Tsvangirai's return meant, said Khupe, that Tsvangirai would have
chaired the meeting of the country's most powerful body on Tuesday
for the first time since he and Mugabe established a power-sharing
transitional government in February.
Khupe said they had boycotted the meeting because Mugabe was
'seeking to deny recognition of the prime minister' as an equal
partner. 'It reflects disrespect and contempt,' she said.
She would not say how long the 'disengagement' would continue for,
but said the MDC, which won parliamentary and the first round of
presidential elections last year, was expressing its 'constitutional
right' to disengage, although the party remained committed to the
coalition agreement they signed in September.
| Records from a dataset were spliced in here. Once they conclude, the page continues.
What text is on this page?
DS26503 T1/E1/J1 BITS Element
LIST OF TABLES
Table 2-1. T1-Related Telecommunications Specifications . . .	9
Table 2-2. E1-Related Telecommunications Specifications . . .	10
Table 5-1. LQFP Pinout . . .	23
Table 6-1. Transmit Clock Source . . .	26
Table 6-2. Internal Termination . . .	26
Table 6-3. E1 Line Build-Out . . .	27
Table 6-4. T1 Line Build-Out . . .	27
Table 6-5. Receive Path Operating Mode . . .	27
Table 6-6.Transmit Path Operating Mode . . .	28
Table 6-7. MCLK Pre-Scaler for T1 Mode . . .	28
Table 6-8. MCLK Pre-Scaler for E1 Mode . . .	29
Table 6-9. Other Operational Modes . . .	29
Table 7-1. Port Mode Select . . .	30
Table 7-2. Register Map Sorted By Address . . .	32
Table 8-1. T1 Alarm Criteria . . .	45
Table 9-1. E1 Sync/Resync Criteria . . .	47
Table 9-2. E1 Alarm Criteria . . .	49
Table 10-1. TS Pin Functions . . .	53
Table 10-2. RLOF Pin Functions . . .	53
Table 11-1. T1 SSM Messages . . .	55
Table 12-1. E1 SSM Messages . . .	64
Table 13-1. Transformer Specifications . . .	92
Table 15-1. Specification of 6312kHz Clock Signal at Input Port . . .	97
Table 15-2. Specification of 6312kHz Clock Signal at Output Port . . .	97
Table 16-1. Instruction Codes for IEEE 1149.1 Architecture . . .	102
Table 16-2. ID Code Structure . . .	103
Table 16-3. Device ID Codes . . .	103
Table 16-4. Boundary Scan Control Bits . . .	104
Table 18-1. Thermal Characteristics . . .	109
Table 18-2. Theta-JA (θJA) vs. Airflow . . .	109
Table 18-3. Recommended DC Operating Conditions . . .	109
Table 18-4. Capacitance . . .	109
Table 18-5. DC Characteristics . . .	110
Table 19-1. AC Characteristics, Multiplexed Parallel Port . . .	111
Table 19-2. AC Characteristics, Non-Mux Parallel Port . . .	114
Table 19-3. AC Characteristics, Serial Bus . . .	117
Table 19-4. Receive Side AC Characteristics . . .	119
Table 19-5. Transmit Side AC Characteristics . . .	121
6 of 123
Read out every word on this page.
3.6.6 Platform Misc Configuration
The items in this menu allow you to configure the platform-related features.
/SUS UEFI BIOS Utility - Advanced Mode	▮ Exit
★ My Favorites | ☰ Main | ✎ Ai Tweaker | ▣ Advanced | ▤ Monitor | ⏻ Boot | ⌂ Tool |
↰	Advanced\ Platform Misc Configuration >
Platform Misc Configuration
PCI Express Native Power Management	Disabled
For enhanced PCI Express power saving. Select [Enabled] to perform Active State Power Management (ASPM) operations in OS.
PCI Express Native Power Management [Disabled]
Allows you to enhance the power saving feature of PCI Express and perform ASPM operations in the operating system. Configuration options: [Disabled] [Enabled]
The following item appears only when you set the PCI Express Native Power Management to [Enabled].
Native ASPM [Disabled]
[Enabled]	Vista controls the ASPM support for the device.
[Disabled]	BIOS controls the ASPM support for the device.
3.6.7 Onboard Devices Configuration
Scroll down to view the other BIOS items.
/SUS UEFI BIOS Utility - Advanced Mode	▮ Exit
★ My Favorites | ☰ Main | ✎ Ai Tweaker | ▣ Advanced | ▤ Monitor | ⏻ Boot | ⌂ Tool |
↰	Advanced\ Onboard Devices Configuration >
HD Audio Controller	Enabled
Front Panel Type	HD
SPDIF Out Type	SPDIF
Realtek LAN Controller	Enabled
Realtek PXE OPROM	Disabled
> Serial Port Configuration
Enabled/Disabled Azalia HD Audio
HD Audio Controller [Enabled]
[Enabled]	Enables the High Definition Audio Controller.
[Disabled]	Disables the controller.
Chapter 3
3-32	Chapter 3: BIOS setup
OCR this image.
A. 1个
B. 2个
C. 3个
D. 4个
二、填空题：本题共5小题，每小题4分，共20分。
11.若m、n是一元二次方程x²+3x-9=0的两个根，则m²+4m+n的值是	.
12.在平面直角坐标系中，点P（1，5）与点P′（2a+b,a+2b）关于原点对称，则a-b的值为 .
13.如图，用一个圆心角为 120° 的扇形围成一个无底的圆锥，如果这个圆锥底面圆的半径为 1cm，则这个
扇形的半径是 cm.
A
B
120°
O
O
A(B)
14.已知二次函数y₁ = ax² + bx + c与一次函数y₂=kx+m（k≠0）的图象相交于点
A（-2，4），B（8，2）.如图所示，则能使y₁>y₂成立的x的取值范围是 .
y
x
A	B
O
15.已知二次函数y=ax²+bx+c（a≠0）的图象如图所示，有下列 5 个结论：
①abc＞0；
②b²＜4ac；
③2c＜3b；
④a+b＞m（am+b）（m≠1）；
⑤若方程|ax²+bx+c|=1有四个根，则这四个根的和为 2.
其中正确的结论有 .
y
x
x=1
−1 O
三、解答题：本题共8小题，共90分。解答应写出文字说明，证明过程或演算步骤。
'It's time insanity and toxicity were removed' from the coalition
government, she said. 'For a long time we have remained the polite
and subservient upholders of the ... agreement, against clear
evidence of the absence of a reliable and honest partner.'
Khupe cited the lack of progress on issues like Mugabe's
unilateral appointments of his colleagues to top posts and renewed
arrests and violence against MDC parliamentarians and white farm
invasions.
Zanu-PF also continued to frustrate the agreement's commitment to
establishing democracy, and 'aborted' attempts to end the country's
repressive media controls. 'There is no movement on the fundamental
issues of the promotion of freedom of assembly of speech and
expression.'
Observers say the ministers' action is an expression of their
suppressed anger over what is widely seen as the determination of
Mugabe, who has been in power for 29 years, to block attempts at
democratic reforms that might weaken his grip on power.
At the weekend, the MDC held meetings to mark the anniversary of
the bloody second-round presidential election campaign that ended
with Mugabe's win of a one-person race after Tsvangirai withdrew over
the murder of about 200 MDC supporters.